Normalizer and Tokenizer are reimplementation of the scripts of the mosesdecoder.

Leveshtein

It can generate the manipulation sequences between corpora hypothesis and references by calculating the levenshtein distance , and synthetise the hypothesis of the references by getting the rules of the aligned hypothesis and references.
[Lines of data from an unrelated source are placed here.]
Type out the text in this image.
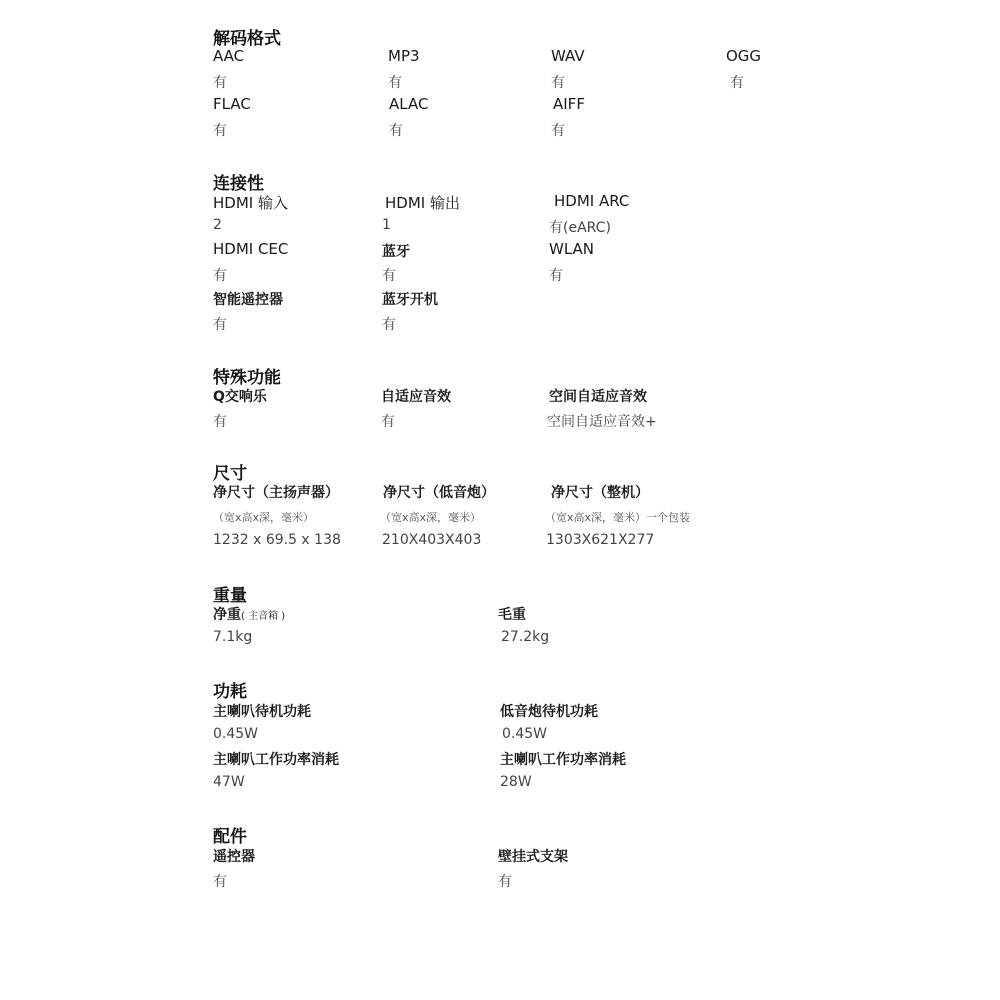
解码格式
AAC
有
MP3
有
WAV
有
OGG
有
FLAC
有
ALAC
有
AIFF
有
连接性
HDMI 输入
2
HDMI 输出
1
HDMI ARC
有(eARC)
HDMI CEC
有
蓝牙
有
WLAN
有
智能遥控器
有
蓝牙开机
有
特殊功能
Q交响乐
有
自适应音效
有
空间自适应音效
空间自适应音效+
尺寸
净尺寸（主扬声器）
（宽x高x深，毫米）
1232 x 69.5 x 138
净尺寸（低音炮）
（宽x高x深，毫米）
210X403X403
净尺寸（整机）
（宽x高x深，毫米）一个包装
1303X621X277
重量
净重( 主音箱 )
7.1kg
毛重
27.2kg
功耗
主喇叭待机功耗
0.45W
低音炮待机功耗
0.45W
主喇叭工作功率消耗
47W
主喇叭工作功率消耗
28W
配件
遥控器
有
壁挂式支架
有
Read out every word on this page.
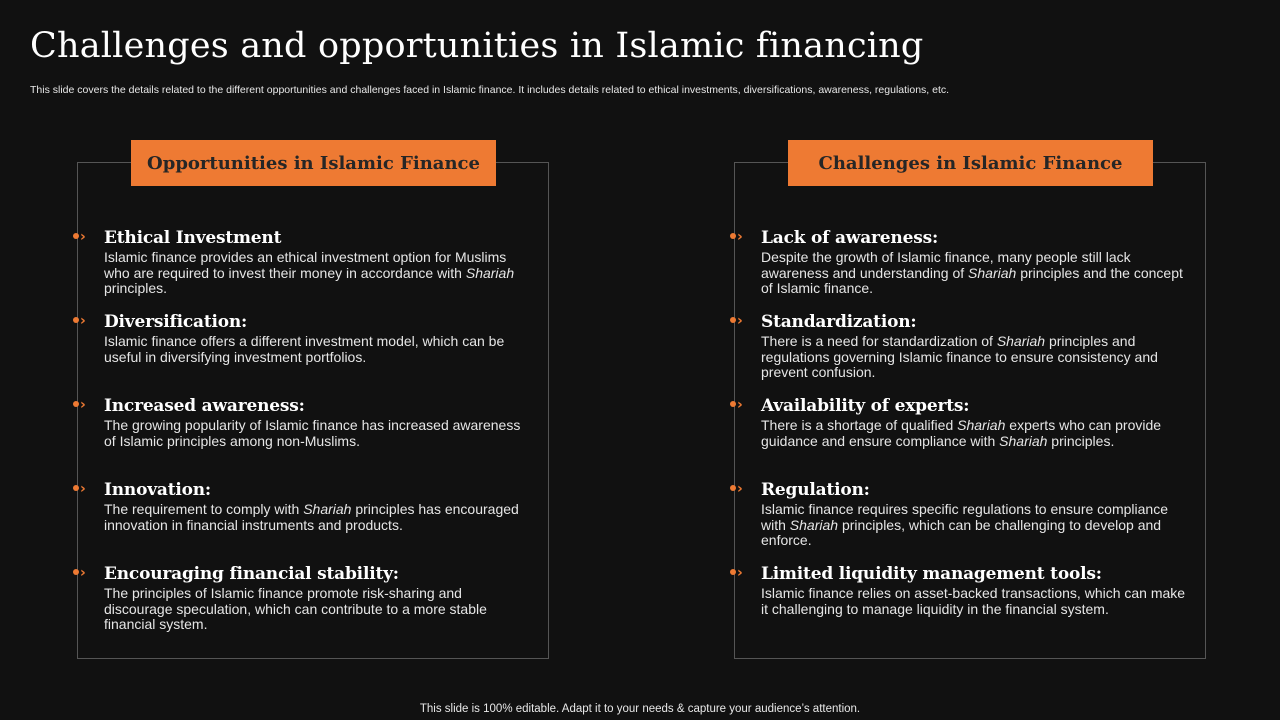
Challenges and opportunities in Islamic financing

This slide covers the details related to the different opportunities and challenges faced in Islamic finance. It includes details related to ethical investments, diversifications, awareness, regulations, etc.

Opportunities in Islamic Finance
› Ethical Investment
Islamic finance provides an ethical investment option for Muslims who are required to invest their money in accordance with Shariah principles.
› Diversification:
Islamic finance offers a different investment model, which can be useful in diversifying investment portfolios.
› Increased awareness:
The growing popularity of Islamic finance has increased awareness of Islamic principles among non-Muslims.
› Innovation:
The requirement to comply with Shariah principles has encouraged innovation in financial instruments and products.
› Encouraging financial stability:
The principles of Islamic finance promote risk-sharing and discourage speculation, which can contribute to a more stable financial system.
Challenges in Islamic Finance
› Lack of awareness:
Despite the growth of Islamic finance, many people still lack awareness and understanding of Shariah principles and the concept of Islamic finance.
› Standardization:
There is a need for standardization of Shariah principles and regulations governing Islamic finance to ensure consistency and prevent confusion.
› Availability of experts:
There is a shortage of qualified Shariah experts who can provide guidance and ensure compliance with Shariah principles.
› Regulation:
Islamic finance requires specific regulations to ensure compliance with Shariah principles, which can be challenging to develop and enforce.
› Limited liquidity management tools:
Islamic finance relies on asset-backed transactions, which can make it challenging to manage liquidity in the financial system.
This slide is 100% editable. Adapt it to your needs & capture your audience’s attention.
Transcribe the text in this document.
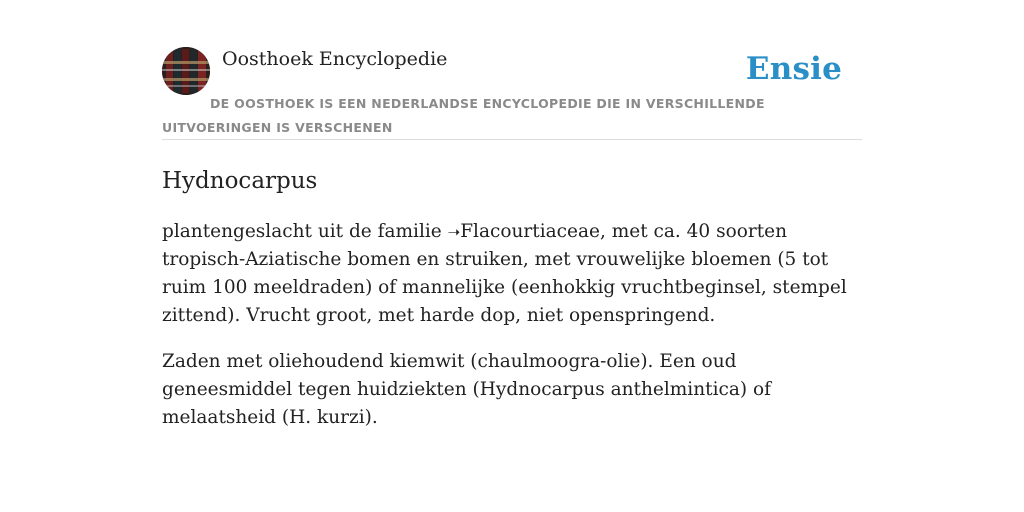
Oosthoek Encyclopedie	Ensie
DE OOSTHOEK IS EEN NEDERLANDSE ENCYCLOPEDIE DIE IN VERSCHILLENDE UITVOERINGEN IS VERSCHENEN
Hydnocarpus

plantengeslacht uit de familie ➝Flacourtiaceae, met ca. 40 soorten tropisch-Aziatische bomen en struiken, met vrouwelijke bloemen (5 tot ruim 100 meeldraden) of mannelijke (eenhokkig vruchtbeginsel, stempel zittend). Vrucht groot, met harde dop, niet openspringend.

Zaden met oliehoudend kiemwit (chaulmoogra-olie). Een oud geneesmiddel tegen huidziekten (Hydnocarpus anthelmintica) of melaatsheid (H. kurzi).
These functions can be executed by running young-tools-corpus with a subcommand of get-rules, apply-rules and gen-seqs.

XML

young-tools-xml can convert a XML file into a plain file or escape/deescape the file by specifing the subcommand as xml2plain or scape respectively.

Metrics

To be done.

Pedestal Moduels

Using it by simply import the pedestal package:

import young_tools.pedestal as pedestal

The usage of each module in the pedestal package is described as follows:

Timer

Timer record the system/process elapsed time.

Constant

Constant is a type of class with which stores unlimited number of constants.

InstancesChecker

InstancesChecker is a basic decorator that can check whether parameters that are passed to the method is legal.

ANSIFormatter

ANSIFormatter controls the ANSI color string. One use this class to format the terminal output string.

Logger

Logger records the logging of the process and sends it to log file or terminal.

Argument

Argument is a simple encapsulation of the argparser.

Configurator

Configurator is a simple encapsulation of the configparser, but Configurator is case sensitive.

UnicodeHandler

UnicodeHandler has several methods that deal with the unicode string and detect the encoding type.

RedirectStream

A simple class can redirect the stdout/stderr stream to a file.